Frequent Epigenetic Inactivation of XAF1 by Promotor Hypermethylation in Human Colon Cancers.
- Author:
Jae Young JANG
1
;
Hyo Jong KIM
;
Sung Gil CHI
;
Kil Yeon LEE
;
Ki Deuk NAM
;
Nam Hoon KIM
;
Sang Kil LEE
;
Kwang Ro JOO
;
Seok Ho DONG
;
Byung Ho KIM
;
Young Woon CHANG
;
Joung Il LEE
;
Rin CHANG
Author Information
1. Departments of Internal Medicine, Kyung Hee University College of Medicine, Seoul, Korea. hjkim@khmc.or.kr
- Publication Type:Original Article ; English Abstract
- Keywords:
XAF1;
Gene, Tumor suppressor;
Colonic neoplasms;
Apoptosis
- MeSH:
Cell Line, Tumor;
Colonic Neoplasms/*genetics;
*DNA Methylation;
English Abstract;
Gene Expression Regulation, Neoplastic;
*Gene Silencing;
Humans;
Intracellular Signaling Peptides and Proteins/genetics;
Mitochondrial Proteins/genetics;
Neoplasm Proteins/*genetics;
Promoter Regions (Genetics);
Serine Endopeptidases/genetics
- From:The Korean Journal of Gastroenterology
2005;45(4):285-293
- CountryRepublic of Korea
- Language:Korean
-
Abstract:
BACKGROUND/AIMS: X-linked inhibitor of apoptosis (XIAP) is the most potent member of the IAP family that exerts antiapoptotic effects. Recently, XIAP-associated factor 1 (XAF1) and two mitochondrial proteins, Smac/DIABLO and HtrA2, have been identified to negatively regulate the caspase-inhibiting activity of XIAP. We explored the candidacy of XAF1, Smac/DIABLO and HtrA2 as a tumor suppressor in colonic carcinogenesis.
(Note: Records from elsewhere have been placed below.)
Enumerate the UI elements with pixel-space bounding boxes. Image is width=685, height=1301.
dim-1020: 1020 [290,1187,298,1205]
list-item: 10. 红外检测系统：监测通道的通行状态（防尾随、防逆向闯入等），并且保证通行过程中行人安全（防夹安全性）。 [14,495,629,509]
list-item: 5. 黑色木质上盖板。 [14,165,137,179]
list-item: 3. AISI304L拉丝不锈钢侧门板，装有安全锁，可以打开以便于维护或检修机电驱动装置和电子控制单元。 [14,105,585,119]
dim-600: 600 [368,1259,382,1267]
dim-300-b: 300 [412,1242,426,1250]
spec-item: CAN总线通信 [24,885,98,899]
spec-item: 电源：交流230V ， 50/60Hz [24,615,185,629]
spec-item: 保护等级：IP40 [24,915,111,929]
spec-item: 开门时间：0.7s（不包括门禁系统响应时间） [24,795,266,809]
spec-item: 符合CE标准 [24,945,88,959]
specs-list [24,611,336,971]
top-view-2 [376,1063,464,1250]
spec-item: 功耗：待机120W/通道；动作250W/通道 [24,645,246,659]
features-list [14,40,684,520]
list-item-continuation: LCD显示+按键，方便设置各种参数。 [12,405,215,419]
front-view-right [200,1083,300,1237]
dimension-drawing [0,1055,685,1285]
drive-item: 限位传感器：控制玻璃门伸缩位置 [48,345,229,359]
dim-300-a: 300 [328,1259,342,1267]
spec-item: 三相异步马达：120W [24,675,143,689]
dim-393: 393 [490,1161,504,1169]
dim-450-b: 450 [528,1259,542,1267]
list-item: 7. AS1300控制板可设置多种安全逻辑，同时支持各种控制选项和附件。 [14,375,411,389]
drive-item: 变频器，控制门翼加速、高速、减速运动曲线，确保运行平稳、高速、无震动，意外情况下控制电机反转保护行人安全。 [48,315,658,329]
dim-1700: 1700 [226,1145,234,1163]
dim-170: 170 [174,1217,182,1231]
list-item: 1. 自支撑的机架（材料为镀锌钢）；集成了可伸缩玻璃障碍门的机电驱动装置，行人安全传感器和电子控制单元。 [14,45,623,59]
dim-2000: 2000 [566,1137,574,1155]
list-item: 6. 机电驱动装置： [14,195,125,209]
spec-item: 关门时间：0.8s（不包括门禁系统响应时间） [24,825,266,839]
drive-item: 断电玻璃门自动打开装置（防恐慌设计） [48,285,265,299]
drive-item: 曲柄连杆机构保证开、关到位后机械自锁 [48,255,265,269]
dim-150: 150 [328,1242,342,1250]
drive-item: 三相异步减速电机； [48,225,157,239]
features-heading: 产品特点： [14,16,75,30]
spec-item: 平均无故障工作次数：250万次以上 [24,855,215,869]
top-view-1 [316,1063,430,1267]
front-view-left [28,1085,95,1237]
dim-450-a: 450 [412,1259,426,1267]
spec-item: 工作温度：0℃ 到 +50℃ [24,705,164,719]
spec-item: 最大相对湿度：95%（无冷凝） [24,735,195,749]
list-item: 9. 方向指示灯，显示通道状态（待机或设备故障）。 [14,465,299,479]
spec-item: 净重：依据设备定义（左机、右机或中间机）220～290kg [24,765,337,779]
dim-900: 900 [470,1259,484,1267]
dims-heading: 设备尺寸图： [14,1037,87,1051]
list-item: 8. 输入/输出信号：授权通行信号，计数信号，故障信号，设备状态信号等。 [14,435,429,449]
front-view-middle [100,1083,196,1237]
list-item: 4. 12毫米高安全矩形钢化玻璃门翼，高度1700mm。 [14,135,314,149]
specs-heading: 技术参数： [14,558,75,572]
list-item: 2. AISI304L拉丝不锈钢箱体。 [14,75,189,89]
METHODS: Expression and mutation status of the genes in 10 colorectal carcinoma cell lines and 40 primary tumors were examined by quantitative PCR analysis. RESULTS: XAF1 transcript was not expressed or present at extremely low levels in 60% (6/10) of cancer cell lines whereas Smac/DIABLO and HtrA2 are normally expressed in all cell lines examined. Tumor-specific loss or reduction of XAF1 was also found in 35% (14/40) of matched tissue sets obtained from the same patients. XAF1 transcript was reactivated in all the low expressor cell lines by treatment with the demethylating agent 5-aza-2'-deoxycytidine. Moreover, bisulfite DNA sequencing analysis for 34 CpG sites in the promoter region revealed a strong association between hypermethylation and gene silencing. Restoration of XAF1 expression resulted in enhanced apoptotic response to etoposide and 5-flurouracil, whereas knockdown of XAF1 expression by siRNA transfection significantly inhibited chemotherapeutic drug-induced apoptosis. CONCLUSIONS: XAF1 undergoes epigenetic gene silencing in a considerable proportion of human colon cancers by aberrant promoter hypermethylation, suggesting that XAF1 inactivation might be implicated in colonic tumorigenesis.